New architecture proposal to reduce memory usage
Closed this issue · 4 comments
Hello.
I noticed that unicode-emoji
gem takes more memory than I expected from such a library. Just requiring the gem takes 7-8MB. I know that for today's standards it isn't a huge amount, but if many such gems were used then it could add up to unnecessary memory usage.
Here is a method I used to measure memory usage (I use get_process_mem
gem):
require 'get_process_mem'
def mem(&block)
raise ArgumentError, 'missing block' unless block
mem = GetProcessMem.new
before = mem.mb
block.call
after = mem.mb
return after - before
end
puts mem { require "unicode/emoji" }
Running multiple times this script, gives me numbers between 7-9MB (most of the time something around 7.6MB).
I also used memory_profiler
:
require 'memory_profiler'
report = MemoryProfiler.report do
require 'unicode/emoji'
end
report.pretty_print
It gives the information where memory is allocated but also how much of it is retained (which in most cases means it will never be freed).
I'm not sure how exactly people use this gem but looking at the content I suspect that most probably they use one of provided regex constants. And this is the case in the application I work on.
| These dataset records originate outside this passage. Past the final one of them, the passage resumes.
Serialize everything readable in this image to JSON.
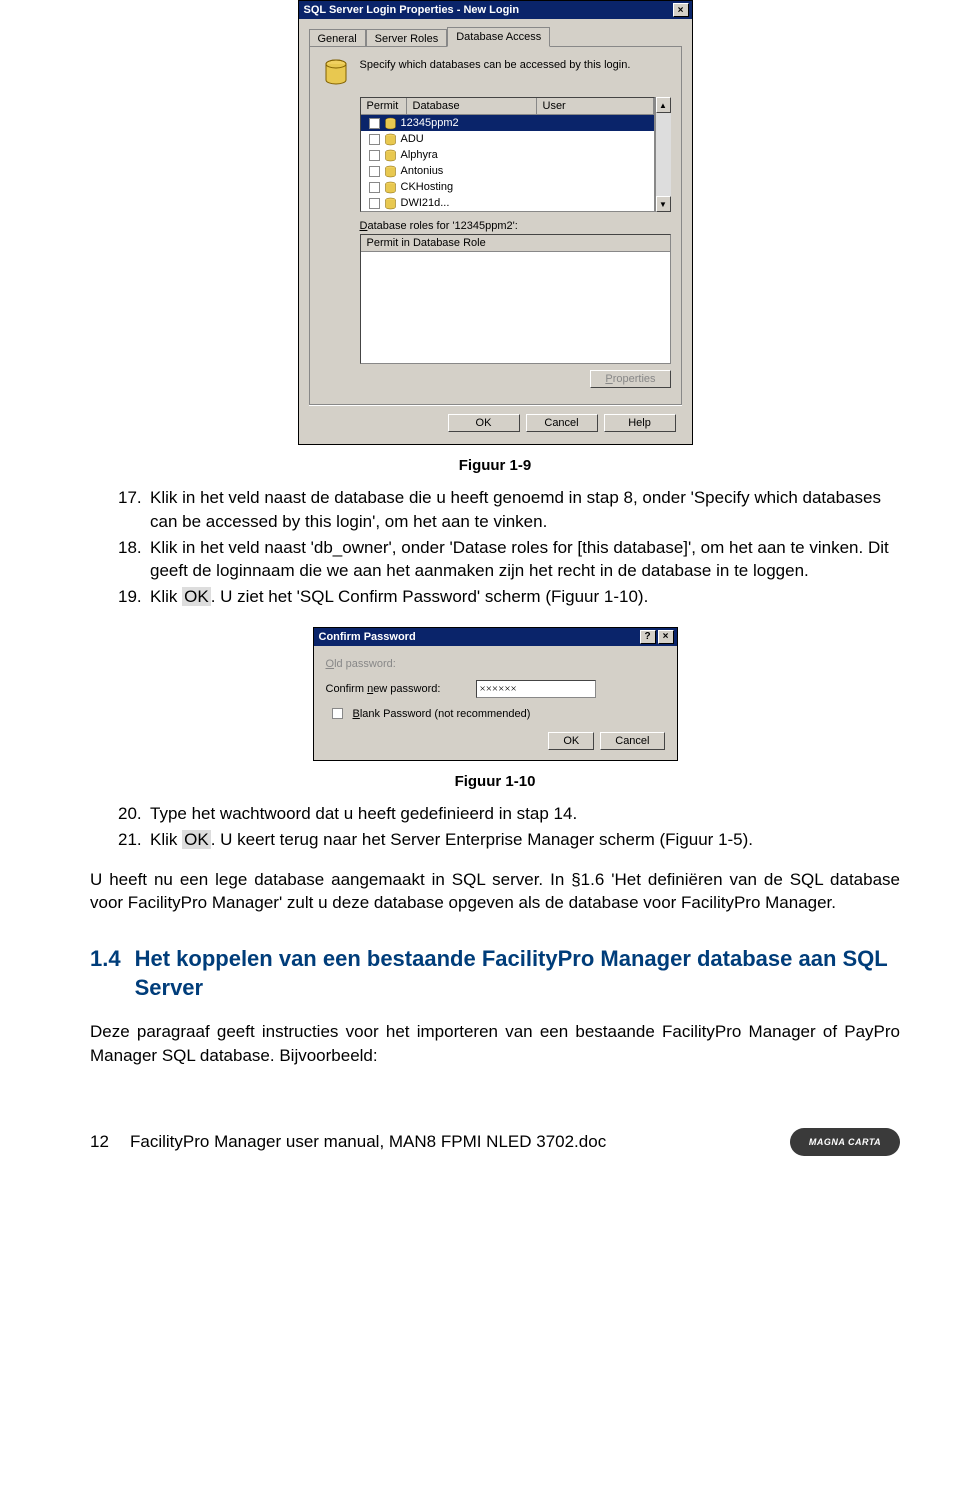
{
  "dialog1": {
    "title": "SQL Server Login Properties - New Login",
    "tabs": [
      "General",
      "Server Roles",
      "Database Access"
    ],
    "active_tab_index": 2,
    "instruction": "Specify which databases can be accessed by this login.",
    "columns": {
      "permit": "Permit",
      "database": "Database",
      "user": "User"
    },
    "rows": [
      {
        "name": "12345ppm2",
        "selected": true
      },
      {
        "name": "ADU"
      },
      {
        "name": "Alphyra"
      },
      {
        "name": "Antonius"
      },
      {
        "name": "CKHosting"
      },
      {
        "name": "DWI21d..."
      }
    ],
    "roles_label": "Database roles for '12345ppm2':",
    "roles_header": "Permit in Database Role",
    "properties_btn": "Properties",
    "ok": "OK",
    "cancel": "Cancel",
    "help": "Help"
  },
  "fig1_caption": "Figuur 1-9",
  "steps_a": [
    {
      "n": "17.",
      "t": "Klik in het veld naast de database die u heeft genoemd in stap 8, onder 'Specify which databases can be accessed by this login', om het aan te vinken."
    },
    {
      "n": "18.",
      "t": "Klik in het veld naast 'db_owner', onder 'Datase roles for [this database]', om het aan te vinken. Dit geeft de loginnaam die we aan het aanmaken zijn het recht in de database in te loggen."
    },
    {
      "n": "19.",
      "t_pre": "Klik ",
      "hl": "OK",
      "t_post": ". U ziet het 'SQL Confirm Password' scherm (Figuur 1-10)."
    }
  ],
  "dialog2": {
    "title": "Confirm Password",
    "old_pwd_label": "Old password:",
    "confirm_label_pre": "Confirm ",
    "confirm_label_u": "n",
    "confirm_label_post": "ew password:",
    "confirm_value": "××××××",
    "blank_u": "B",
    "blank_rest": "lank Password (not recommended)",
    "ok": "OK",
    "cancel": "Cancel"
  },
  "fig2_caption": "Figuur 1-10",
  "steps_b": [
    {
      "n": "20.",
      "t": "Type het wachtwoord dat u heeft gedefinieerd in stap 14."
    },
    {
      "n": "21.",
      "t_pre": "Klik ",
      "hl": "OK",
      "t_post": ". U keert terug naar het Server Enterprise Manager scherm (Figuur 1-5)."
    }
  ],
  "paragraph": "U heeft nu een lege database aangemaakt in SQL server. In §1.6 'Het definiëren van de SQL database voor FacilityPro Manager' zult u deze database opgeven als de database voor FacilityPro Manager.",
  "section": {
    "number": "1.4",
    "title": "Het koppelen van een bestaande FacilityPro Manager database aan SQL Server"
  },
  "section_body": "Deze paragraaf geeft instructies voor het importeren van een bestaande FacilityPro Manager of PayPro Manager SQL database. Bijvoorbeeld:",
  "footer": {
    "page": "12",
    "doc": "FacilityPro Manager user manual, MAN8 FPMI NLED 3702.doc",
    "logo": "MAGNA CARTA"
  }
}
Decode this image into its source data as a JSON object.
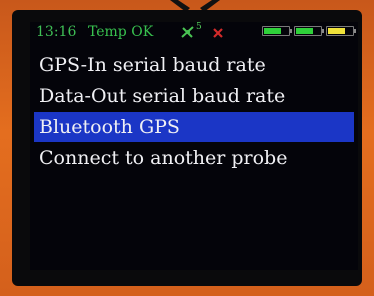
{
  "status_bar": {
    "time": "13:16",
    "temp_status": "Temp OK",
    "satellite_icon": "satellite-icon",
    "satellite_count": "5",
    "no_signal_icon": "cross-icon",
    "batteries": [
      {
        "icon": "battery-icon",
        "level": 0.7,
        "color": "#2fd13a"
      },
      {
        "icon": "battery-icon",
        "level": 0.7,
        "color": "#2fd13a"
      },
      {
        "icon": "battery-icon",
        "level": 0.7,
        "color": "#f0e23a"
      }
    ]
  },
  "menu": {
    "items": [
      {
        "label": "GPS-In serial baud rate",
        "selected": false
      },
      {
        "label": "Data-Out serial baud rate",
        "selected": false
      },
      {
        "label": "Bluetooth GPS",
        "selected": true
      },
      {
        "label": "Connect to another probe",
        "selected": false
      }
    ]
  },
  "colors": {
    "accent": "#1b36c6",
    "status_ok": "#38c24f",
    "alert": "#d22a2a",
    "frame": "#d9651a"
  }
}
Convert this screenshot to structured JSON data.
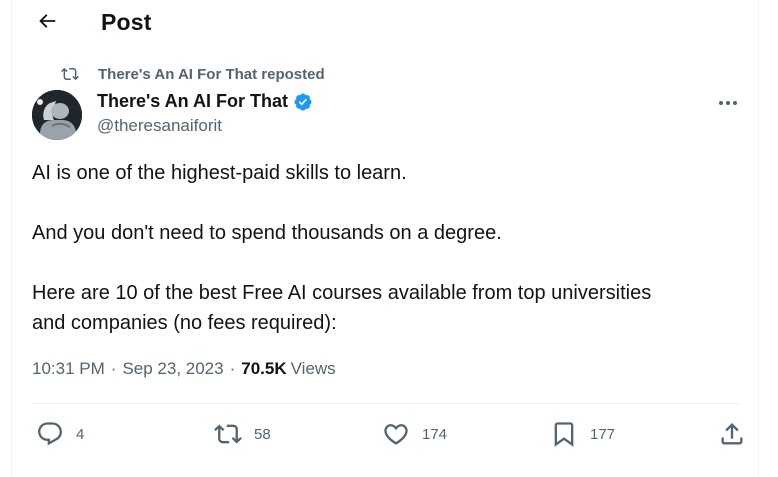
{
  "header": {
    "title": "Post"
  },
  "repost": {
    "text": "There's An AI For That reposted"
  },
  "author": {
    "name": "There's An AI For That",
    "handle": "@theresanaiforit"
  },
  "tweet": {
    "lines": [
      "AI is one of the highest-paid skills to learn.",
      "And you don't need to spend thousands on a degree.",
      "Here are 10 of the best Free AI courses available from top universities",
      "and companies (no fees required):"
    ]
  },
  "meta": {
    "time": "10:31 PM",
    "separator": "·",
    "date": "Sep 23, 2023",
    "views_count": "70.5K",
    "views_label": "Views"
  },
  "actions": {
    "replies": "4",
    "reposts": "58",
    "likes": "174",
    "bookmarks": "177"
  },
  "icons": {
    "back": "arrow-left-icon",
    "repost": "repost-icon",
    "verified": "verified-badge-icon",
    "more": "more-dots-icon",
    "reply": "reply-icon",
    "like": "heart-icon",
    "bookmark": "bookmark-icon",
    "share": "share-icon"
  },
  "colors": {
    "text": "#0f1419",
    "secondary": "#536471",
    "verified": "#1d9bf0",
    "divider": "#eff3f4"
  }
}
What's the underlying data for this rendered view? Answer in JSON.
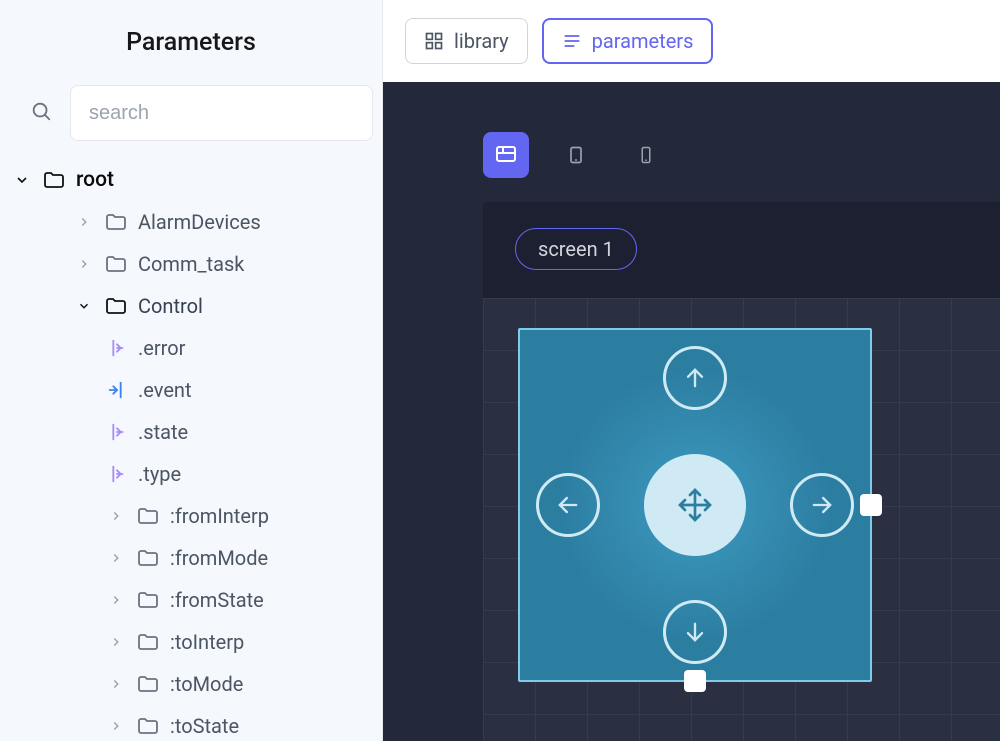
{
  "sidebar": {
    "title": "Parameters",
    "search_placeholder": "search",
    "root_label": "root",
    "collapsed": [
      {
        "label": "AlarmDevices"
      },
      {
        "label": "Comm_task"
      }
    ],
    "control": {
      "label": "Control",
      "params": [
        {
          "label": ".error",
          "dir": "output"
        },
        {
          "label": ".event",
          "dir": "input"
        },
        {
          "label": ".state",
          "dir": "output"
        },
        {
          "label": ".type",
          "dir": "output"
        }
      ],
      "children": [
        {
          "label": ":fromInterp"
        },
        {
          "label": ":fromMode"
        },
        {
          "label": ":fromState"
        },
        {
          "label": ":toInterp"
        },
        {
          "label": ":toMode"
        },
        {
          "label": ":toState"
        }
      ]
    }
  },
  "toolbar": {
    "library_label": "library",
    "parameters_label": "parameters"
  },
  "canvas": {
    "screen_label": "screen 1"
  }
}
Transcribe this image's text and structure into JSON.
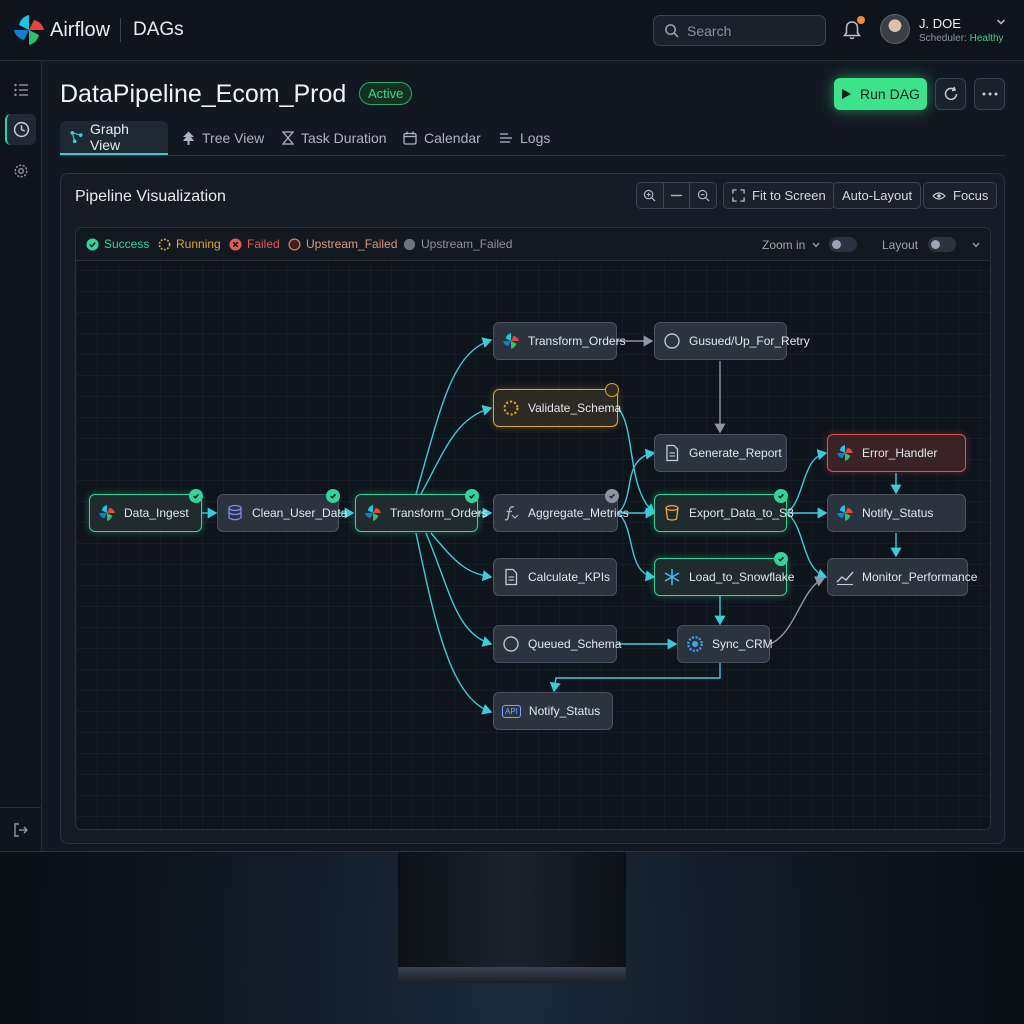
{
  "app": {
    "brand": "Airflow",
    "section": "DAGs"
  },
  "search": {
    "placeholder": "Search"
  },
  "user": {
    "name": "J. DOE",
    "status_label": "Scheduler:",
    "status_value": "Healthy"
  },
  "dag": {
    "title": "DataPipeline_Ecom_Prod",
    "status": "Active"
  },
  "actions": {
    "run_label": "Run DAG"
  },
  "tabs": [
    {
      "label": "Graph View",
      "icon": "graph-icon"
    },
    {
      "label": "Tree View",
      "icon": "tree-icon"
    },
    {
      "label": "Task Duration",
      "icon": "hourglass-icon"
    },
    {
      "label": "Calendar",
      "icon": "calendar-icon"
    },
    {
      "label": "Logs",
      "icon": "logs-icon"
    }
  ],
  "panel": {
    "title": "Pipeline Visualization",
    "fit_label": "Fit to Screen",
    "autolayout_label": "Auto-Layout",
    "focus_label": "Focus",
    "zoom_label": "Zoom in",
    "layout_label": "Layout"
  },
  "legend": [
    {
      "label": "Success",
      "color": "#34d399"
    },
    {
      "label": "Running",
      "color": "#e0a630"
    },
    {
      "label": "Failed",
      "color": "#e25b57"
    },
    {
      "label": "Upstream_Failed",
      "color": "#c77a5e"
    },
    {
      "label": "Upstream_Failed",
      "color": "#8a94a1"
    }
  ],
  "nodes": {
    "data_ingest": "Data_Ingest",
    "clean_user_data": "Clean_User_Data",
    "transform_orders_main": "Transform_Orders",
    "transform_orders_top": "Transform_Orders",
    "gusued": "Gusued/Up_For_Retry",
    "validate_schema": "Validate_Schema",
    "generate_report": "Generate_Report",
    "error_handler": "Error_Handler",
    "aggregate_metrics": "Aggregate_Metrics",
    "export_s3": "Export_Data_to_S3",
    "notify_status_right": "Notify_Status",
    "calculate_kpis": "Calculate_KPIs",
    "load_snowflake": "Load_to_Snowflake",
    "monitor_performance": "Monitor_Performance",
    "queued_schema": "Queued_Schema",
    "sync_crm": "Sync_CRM",
    "notify_status_bottom": "Notify_Status",
    "api_badge": "API"
  },
  "colors": {
    "accent": "#3ee28a",
    "edge": "#3ecbd8",
    "success": "#34d399",
    "running": "#e0a630",
    "failed": "#d9534f"
  }
}
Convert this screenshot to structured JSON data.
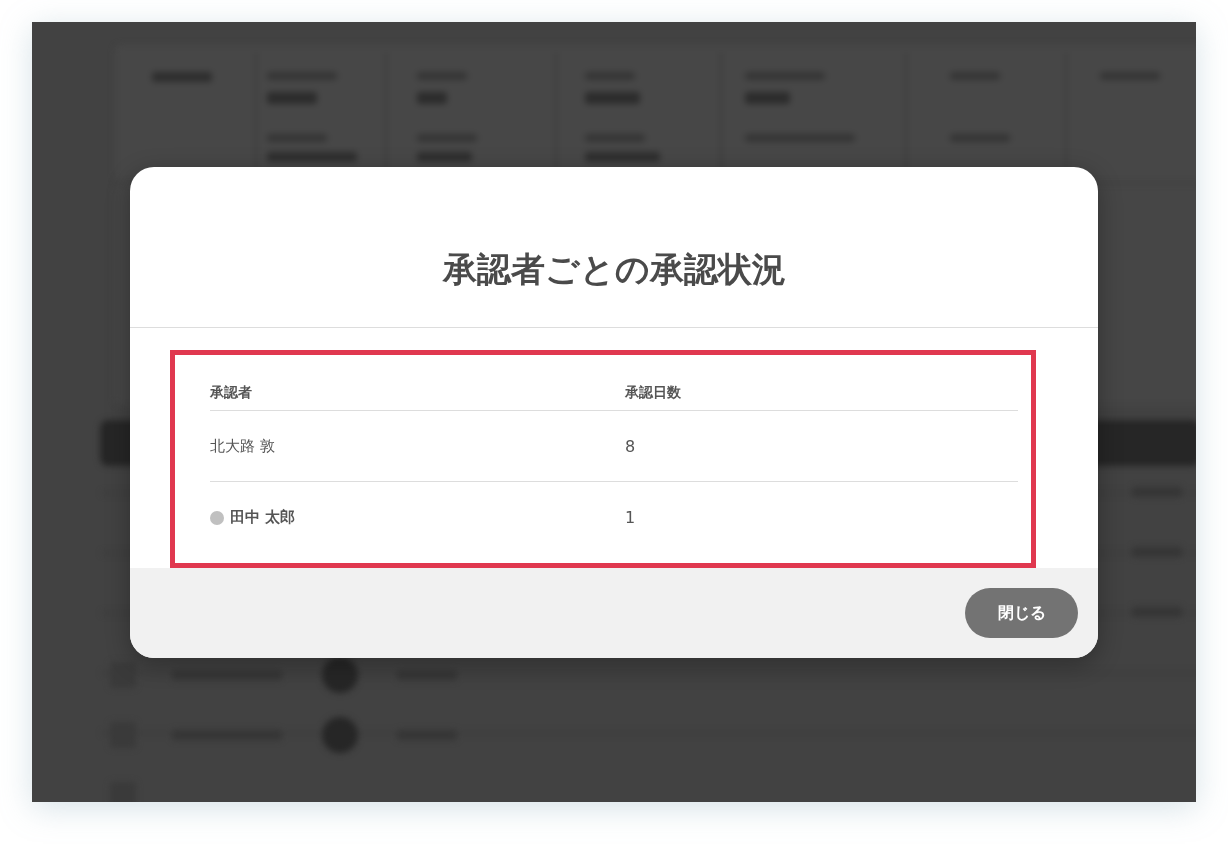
{
  "dialog": {
    "title": "承認者ごとの承認状況",
    "table": {
      "emphasized": true,
      "columns": [
        "承認者",
        "承認日数"
      ],
      "rows": [
        {
          "approver": "北大路 敦",
          "days": "8",
          "highlighted": false
        },
        {
          "approver": "田中 太郎",
          "days": "1",
          "highlighted": true
        }
      ]
    },
    "buttons": [
      {
        "label": "閉じる",
        "kind": "close"
      }
    ]
  }
}
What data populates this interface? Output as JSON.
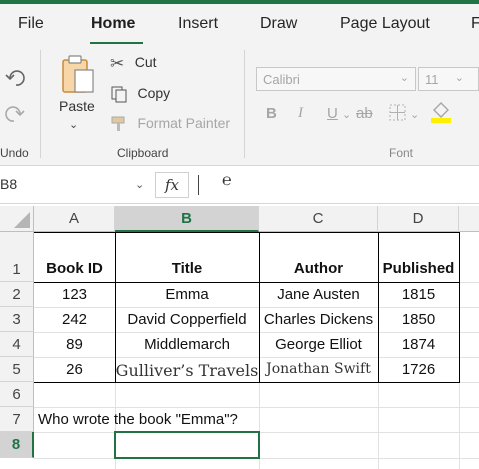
{
  "tabs": [
    {
      "label": "File"
    },
    {
      "label": "Home",
      "active": true
    },
    {
      "label": "Insert"
    },
    {
      "label": "Draw"
    },
    {
      "label": "Page Layout"
    },
    {
      "label": "F"
    }
  ],
  "ribbon": {
    "undo_label": "Undo",
    "paste_label": "Paste",
    "cut_label": "Cut",
    "copy_label": "Copy",
    "format_painter_label": "Format Painter",
    "clipboard_group_label": "Clipboard",
    "font_name": "Calibri",
    "font_size": "11",
    "bold": "B",
    "italic": "I",
    "underline": "U",
    "strike": "ab",
    "font_group_label": "Font"
  },
  "formula_bar": {
    "name_box": "B8",
    "fx_label": "fx",
    "formula": ""
  },
  "grid": {
    "columns": [
      "A",
      "B",
      "C",
      "D"
    ],
    "selected_column": "B",
    "rows": [
      "1",
      "2",
      "3",
      "4",
      "5",
      "6",
      "7",
      "8"
    ],
    "selected_row": "8",
    "table_headers": [
      "Book ID",
      "Title",
      "Author",
      "Published"
    ],
    "table_rows": [
      [
        "123",
        "Emma",
        "Jane Austen",
        "1815"
      ],
      [
        "242",
        "David Copperfield",
        "Charles Dickens",
        "1850"
      ],
      [
        "89",
        "Middlemarch",
        "George Elliot",
        "1874"
      ],
      [
        "26",
        "Gulliver’s Travels",
        "Jonathan Swift",
        "1726"
      ]
    ],
    "question": "Who wrote the book \"Emma\"?",
    "active_cell": "B8"
  },
  "colors": {
    "accent": "#217346",
    "ribbon_bg": "#f3f3f3"
  }
}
We literally use single regex from this library (Unicode::Emoji::REGEX
).
What can be done to lower memory usage? Here is the idea:
- instead of generating all the Regex constants, they could be generated offline and included directly in a file
- every constant could go to different file and
autoload :FOO, File.expand_path('emoji/foo', __dir__)
could be used to lazy load it when it is used INDEX
could be lazy loaded too. If all regexes were generated offline then it would be only used by methods likeproperties
. No method calls? No constant loaded.- some regexes are quite big (
require "object_space"; ObjectSpace.memsize_of(...)
), for exampleREGEX_VALID_INCLUDE_TEXT
is almost 0.5MB. I didn't look closely but I think that some big unions like "||..." could be replaced by range "[char1-charN]" (if it is sequence of subsequent characters of course).
If done properly then for usage scenario like mine (single constant), memory usage would be reduce from 7-8MB to a size of that constant (in our case it is 120kB).
Do you think it is worth looking into it?
Hi @radarek,
thanks for brining this up and doing the researches.I think it would be great to optimize the index structure and memory behavior for typical use cases.
Some feedback to your thoughts:
instead of generating all the Regex constants, they could be generated offline and included directly in a file
Sounds good.
every constant could go to different file and autoload :FOO, File.expand_path('emoji/foo', dir) could be used to lazy load it when it is used
INDEX could be lazy loaded too. If all regexes were generated offline then it would be only used by methods like properties. No method calls? No constant loaded.
Is the autoload currently encouraged? I have always liked it, and if concurrency issues can be ruled out, I am all for it
some regexes are quite big (require "object_space"; ObjectSpace.memsize_of(...)), for example REGEX_VALID_INCLUDE_TEXT is almost 0.5MB. I didn't look closely but I think that some big unions like "||..." could be replaced by range "[char1-charN]" (if it is sequence of subsequent characters of course).
I haven't looked into optimizing the generated regexes, so this sounds exciting.
Hi @janlelis
thanks for brining this up and doing the researches.I think it would be great to optimize the index structure and memory behavior for typical use cases.
So foar I'm focused on lazy loaded constants and optimizing size of regexes. Index indeed could be optimized too.
Is the autoload currently encouraged? I have always liked it, and if concurrency issues can be ruled out, I am all for it
I thought that too but it looks that it is still a valid way to load ruby code:
- https://bugs.ruby-lang.org/issues/921 - it is an old issue about thread unsafety of autoloading in Ruby but it was resolved more that 10 years ago
- there was a plan to remove it from the language but Matz decided to not do this (at least not in a near future). See https://bugs.ruby-lang.org/issues/5653
- it is used by rails itself (zeitwerk uses autoload underhood)
- autoload is used in bundler https://github.com/rubygems/bundler/search?q=autoload
- autoload is used in Ruby's core/stdlib
Having all the above I think it is safe to use it.
Released with v3.0.0!